A Gopuff official, who spoke on the condition that they are not identified, said the company is committed to South Philly and took unusual steps early in the winter to address concerns of neighbors on Washington Avenue, citing several improvements confirmed by Squilla and local residents:
To prevent litter from spreading, the company built a tall chain-link fence for its dumpsters and agreed to empty it daily. To alleviate the driving problems, it built a short speed bump at the 13th Street exit, under a prominent no-entry sign. And the company agreed to add staff to better manage traffic.
But neighbors say incidents of careless driving continue, and they’re concerned about an increased risk of auto versus pedestrian accidents if a 1,400-plus apartment complex springs up across Washington Avenue, alongside other residential development in the area. While visiting the site, an Inquirer reporter saw a driver swerve through an empty parking lot to avoid the bump and onto 13th Street, past a steeply slanted bollard that looked like it had been hit hard by a truck.
“I regularly see illegal bends in that building. I’m glad they’re so busy and so successful, but I’m not convinced they can fit everything they do on that site,” said Tavani, the president of the civic association.
Squilla, who met with the company again without the community group members on Wednesday, says Gopuff has agreed to more improvements. “They put a parking barrier on the curbs, so you can’t just go over the 13th Street curb,” he said. “They are repairing that pole next to the Cambodian temple.” He said he also wants to see the speed bump extended.
“We are making progress,” emphasizes Squilla. “The company seems to understand that Washington Avenue, which used to be an industrial corridor, is changing.

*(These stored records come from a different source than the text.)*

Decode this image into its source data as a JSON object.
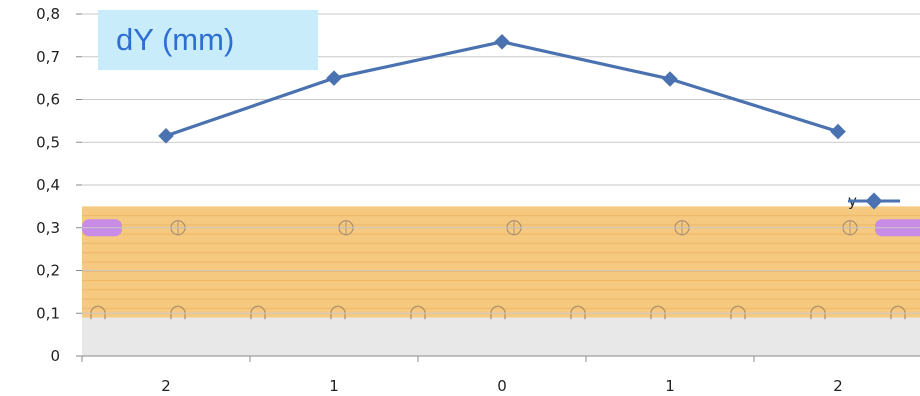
{
  "chart_data": {
    "type": "line",
    "title": "dY (mm)",
    "xlabel": "",
    "ylabel": "",
    "categories": [
      "2",
      "1",
      "0",
      "1",
      "2"
    ],
    "series": [
      {
        "name": "y",
        "values": [
          0.515,
          0.65,
          0.735,
          0.648,
          0.525
        ],
        "color": "#4a72b0"
      }
    ],
    "ylim": [
      0,
      0.8
    ],
    "yticks": [
      "0",
      "0,1",
      "0,2",
      "0,3",
      "0,4",
      "0,5",
      "0,6",
      "0,7",
      "0,8"
    ],
    "grid": true,
    "legend_position": "right"
  },
  "background_drawing": {
    "band_color": "#f5c97f",
    "band_stripe_color": "#eab05f",
    "pad_color": "#c98ce6",
    "marker_color": "#b09270",
    "lower_band_color": "#e8e8e8"
  }
}
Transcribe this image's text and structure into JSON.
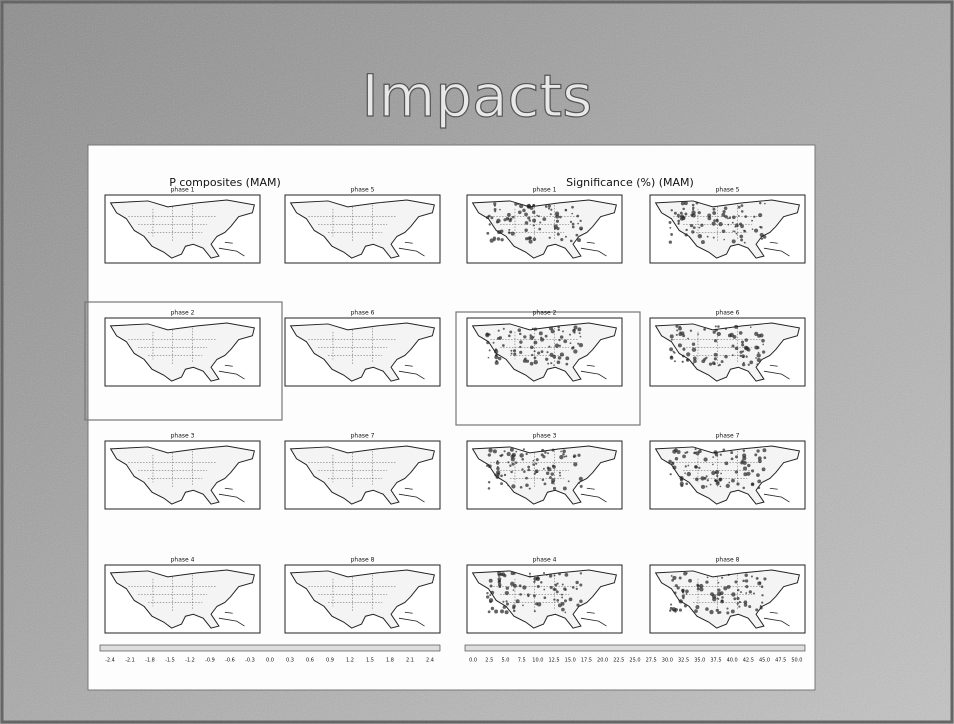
{
  "slide_title": "Impacts",
  "composites": {
    "title": "P composites (MAM)",
    "maps": [
      "phase 1",
      "phase 5",
      "phase 2",
      "phase 6",
      "phase 3",
      "phase 7",
      "phase 4",
      "phase 8"
    ],
    "colorbar_labels": [
      "-2.4",
      "-2.1",
      "-1.8",
      "-1.5",
      "-1.2",
      "-0.9",
      "-0.6",
      "-0.3",
      "0.0",
      "0.3",
      "0.6",
      "0.9",
      "1.2",
      "1.5",
      "1.8",
      "2.1",
      "2.4"
    ]
  },
  "significance": {
    "title": "Significance (%) (MAM)",
    "maps": [
      "phase 1",
      "phase 5",
      "phase 2",
      "phase 6",
      "phase 3",
      "phase 7",
      "phase 4",
      "phase 8"
    ],
    "colorbar_labels": [
      "0.0",
      "2.5",
      "5.0",
      "7.5",
      "10.0",
      "12.5",
      "15.0",
      "17.5",
      "20.0",
      "22.5",
      "25.0",
      "27.5",
      "30.0",
      "32.5",
      "35.0",
      "37.5",
      "40.0",
      "42.5",
      "45.0",
      "47.5",
      "50.0"
    ]
  }
}
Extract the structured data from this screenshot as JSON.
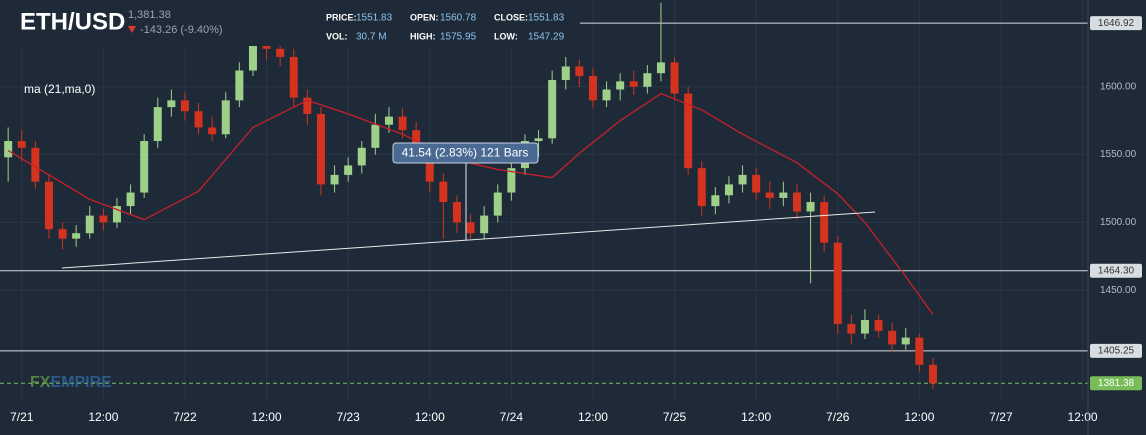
{
  "header": {
    "symbol": "ETH/USD",
    "last": "1,381.38",
    "change": "-143.26 (-9.40%)",
    "stats": [
      {
        "label": "PRICE:",
        "value": "1551.83"
      },
      {
        "label": "OPEN:",
        "value": "1560.78"
      },
      {
        "label": "CLOSE:",
        "value": "1551.83"
      },
      {
        "label": "VOL:",
        "value": "30.7 M"
      },
      {
        "label": "HIGH:",
        "value": "1575.95"
      },
      {
        "label": "LOW:",
        "value": "1547.29"
      }
    ]
  },
  "watermark": [
    "FX",
    "EMPIRE"
  ],
  "measure": "41.54 (2.83%) 121 Bars",
  "chart_data": {
    "type": "candlestick",
    "up_color": "#9fd08a",
    "down_color": "#d3331f",
    "open": [
      1548,
      1560,
      1555,
      1530,
      1495,
      1488,
      1492,
      1505,
      1500,
      1512,
      1522,
      1560,
      1585,
      1590,
      1582,
      1570,
      1565,
      1590,
      1612,
      1632,
      1628,
      1622,
      1592,
      1580,
      1528,
      1535,
      1542,
      1555,
      1572,
      1578,
      1568,
      1552,
      1530,
      1515,
      1500,
      1492,
      1505,
      1522,
      1540,
      1560,
      1562,
      1605,
      1615,
      1608,
      1590,
      1598,
      1604,
      1600,
      1610,
      1618,
      1595,
      1540,
      1512,
      1520,
      1528,
      1535,
      1522,
      1518,
      1522,
      1508,
      1515,
      1485,
      1425,
      1418,
      1428,
      1420,
      1410,
      1415,
      1395
    ],
    "high": [
      1570,
      1568,
      1560,
      1535,
      1500,
      1498,
      1512,
      1510,
      1518,
      1528,
      1565,
      1592,
      1598,
      1596,
      1588,
      1578,
      1596,
      1618,
      1640,
      1642,
      1636,
      1628,
      1598,
      1585,
      1542,
      1548,
      1560,
      1580,
      1585,
      1584,
      1574,
      1558,
      1536,
      1520,
      1506,
      1512,
      1528,
      1545,
      1565,
      1568,
      1612,
      1622,
      1620,
      1614,
      1604,
      1610,
      1612,
      1616,
      1662,
      1622,
      1600,
      1545,
      1526,
      1534,
      1542,
      1540,
      1530,
      1530,
      1528,
      1522,
      1520,
      1490,
      1432,
      1436,
      1432,
      1426,
      1422,
      1418,
      1400
    ],
    "low": [
      1530,
      1545,
      1525,
      1488,
      1480,
      1482,
      1488,
      1494,
      1496,
      1506,
      1518,
      1555,
      1578,
      1575,
      1565,
      1560,
      1562,
      1585,
      1608,
      1620,
      1615,
      1585,
      1572,
      1520,
      1522,
      1530,
      1536,
      1550,
      1566,
      1562,
      1545,
      1522,
      1488,
      1492,
      1488,
      1488,
      1500,
      1516,
      1535,
      1548,
      1558,
      1598,
      1600,
      1584,
      1585,
      1590,
      1594,
      1595,
      1604,
      1590,
      1535,
      1505,
      1506,
      1514,
      1522,
      1516,
      1510,
      1512,
      1502,
      1455,
      1478,
      1418,
      1410,
      1414,
      1415,
      1404,
      1406,
      1390,
      1377
    ],
    "close": [
      1560,
      1555,
      1530,
      1495,
      1488,
      1492,
      1505,
      1500,
      1512,
      1522,
      1560,
      1585,
      1590,
      1582,
      1570,
      1565,
      1590,
      1612,
      1632,
      1628,
      1622,
      1592,
      1580,
      1528,
      1535,
      1542,
      1555,
      1572,
      1578,
      1568,
      1552,
      1530,
      1515,
      1500,
      1492,
      1505,
      1522,
      1540,
      1560,
      1562,
      1605,
      1615,
      1608,
      1590,
      1598,
      1604,
      1600,
      1610,
      1618,
      1595,
      1540,
      1512,
      1520,
      1528,
      1535,
      1522,
      1518,
      1522,
      1508,
      1515,
      1485,
      1425,
      1418,
      1428,
      1420,
      1410,
      1415,
      1395,
      1381.38
    ],
    "series": [
      {
        "name": "ma (21,ma,0)",
        "color": "#c8202a",
        "x": [
          0,
          6,
          10,
          14,
          18,
          22,
          25,
          29,
          33,
          36,
          40,
          42,
          45,
          48,
          51,
          54,
          58,
          61,
          63,
          66,
          68
        ],
        "values": [
          1553,
          1517,
          1502,
          1523,
          1570,
          1590,
          1580,
          1565,
          1546,
          1539,
          1533,
          1551,
          1575,
          1595,
          1583,
          1565,
          1544,
          1521,
          1500,
          1460,
          1432
        ]
      }
    ],
    "levels": [
      1646.92,
      {
        "value": 1464.3,
        "label": "1464.30"
      },
      1405.25
    ],
    "last_price": 1381.38,
    "last_color": "#79bd5a",
    "xlim": [
      -0.6,
      79.4
    ],
    "ylim": [
      1369,
      1664
    ],
    "xticks": [
      {
        "value": 1,
        "label": "7/21"
      },
      {
        "value": 7,
        "label": "12:00"
      },
      {
        "value": 13,
        "label": "7/22"
      },
      {
        "value": 19,
        "label": "12:00"
      },
      {
        "value": 25,
        "label": "7/23"
      },
      {
        "value": 31,
        "label": "12:00"
      },
      {
        "value": 37,
        "label": "7/24"
      },
      {
        "value": 43,
        "label": "12:00"
      },
      {
        "value": 49,
        "label": "7/25"
      },
      {
        "value": 55,
        "label": "12:00"
      },
      {
        "value": 61,
        "label": "7/26"
      },
      {
        "value": 67,
        "label": "12:00"
      },
      {
        "value": 73,
        "label": "7/27"
      },
      {
        "value": 79,
        "label": "12:00"
      }
    ],
    "yticks": [
      {
        "value": 1600,
        "label": "1600.00"
      },
      {
        "value": 1550,
        "label": "1550.00"
      },
      {
        "value": 1500,
        "label": "1500.00"
      },
      {
        "value": 1450,
        "label": "1450.00"
      }
    ],
    "grid": true
  }
}
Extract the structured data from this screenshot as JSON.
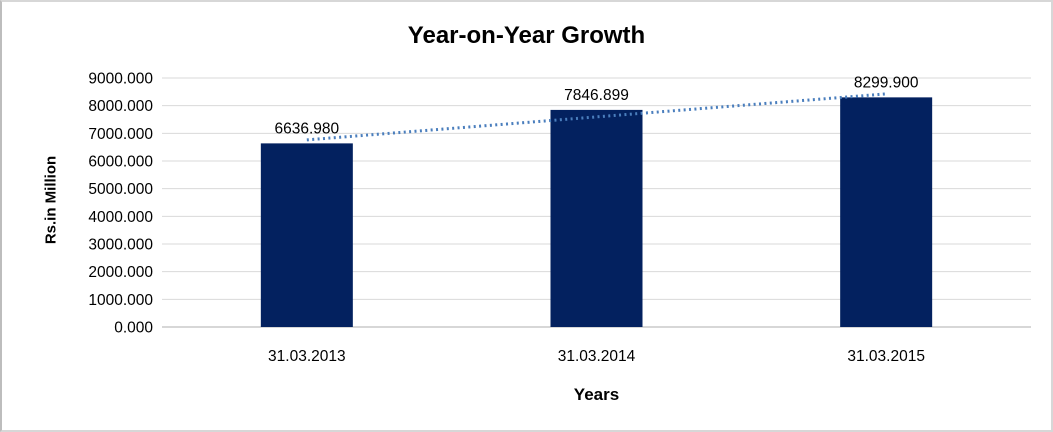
{
  "window": {
    "background": "#ffffff",
    "frame_border_color": "#d7d7d7"
  },
  "chart_data": {
    "type": "bar",
    "title": "Year-on-Year Growth",
    "xlabel": "Years",
    "ylabel": "Rs.in Million",
    "categories": [
      "31.03.2013",
      "31.03.2014",
      "31.03.2015"
    ],
    "series": [
      {
        "name": "Rs.in Million",
        "values": [
          6636.98,
          7846.899,
          8299.9
        ]
      }
    ],
    "data_labels": [
      "6636.980",
      "7846.899",
      "8299.900"
    ],
    "y_ticks": [
      "9000.000",
      "8000.000",
      "7000.000",
      "6000.000",
      "5000.000",
      "4000.000",
      "3000.000",
      "2000.000",
      "1000.000",
      "0.000"
    ],
    "ylim": [
      0,
      9000
    ],
    "grid": true,
    "legend": "none",
    "bar_color": "#03215f",
    "trendline": {
      "style": "dotted",
      "shape": "linear",
      "color": "#4a7ebd"
    },
    "gridline_color": "#d9d9d9",
    "axis_line_color": "#bfbfbf",
    "text_color": "#000000"
  }
}
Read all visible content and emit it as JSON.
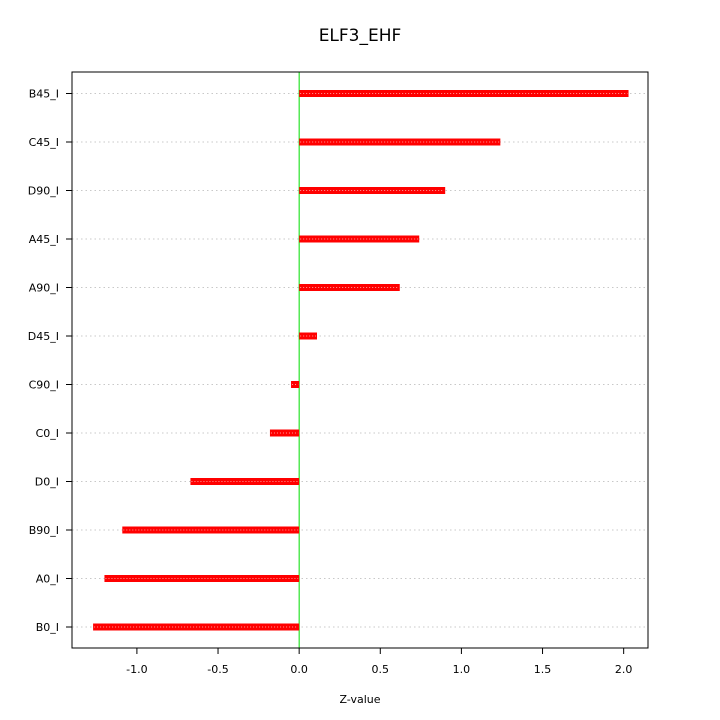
{
  "chart_data": {
    "type": "bar",
    "orientation": "horizontal",
    "title": "ELF3_EHF",
    "xlabel": "Z-value",
    "ylabel": "",
    "categories": [
      "B45_I",
      "C45_I",
      "D90_I",
      "A45_I",
      "A90_I",
      "D45_I",
      "C90_I",
      "C0_I",
      "D0_I",
      "B90_I",
      "A0_I",
      "B0_I"
    ],
    "values": [
      2.03,
      1.24,
      0.9,
      0.74,
      0.62,
      0.11,
      -0.05,
      -0.18,
      -0.67,
      -1.09,
      -1.2,
      -1.27
    ],
    "xlim": [
      -1.4,
      2.15
    ],
    "xticks": [
      "-1.0",
      "-0.5",
      "0.0",
      "0.5",
      "1.0",
      "1.5",
      "2.0"
    ],
    "xtick_values": [
      -1.0,
      -0.5,
      0.0,
      0.5,
      1.0,
      1.5,
      2.0
    ],
    "reference_line": 0,
    "grid": "horizontal dotted",
    "colors": {
      "bar": "#ff0000",
      "bar_center": "#ff9a9a",
      "reference_line": "#00dd00",
      "grid": "#c8c8c8",
      "axis": "#000000"
    }
  }
}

We need to make sure it’s pedestrian and bike friendly.”
He said previous improvements took too long. “I’m giving them until the end of April to put these sidewalk parking blocks on the 13th Street side, fix the bollard,” and extend the speed bump, and be ready to fix future problems as they arise, not months after. “If instead they get run over and people move back up Washington Avenue so it’s dangerous for pedestrians, we need to look at other options — to reduce the work they’re doing there, or move it to a bigger location somewhere else.” move.”
The city could do more, Squilla concluded: “We need traffic enforcement on Washington Avenue. The city put those red light cameras on Roosevelt Boulevard. They seem to make all the difference.”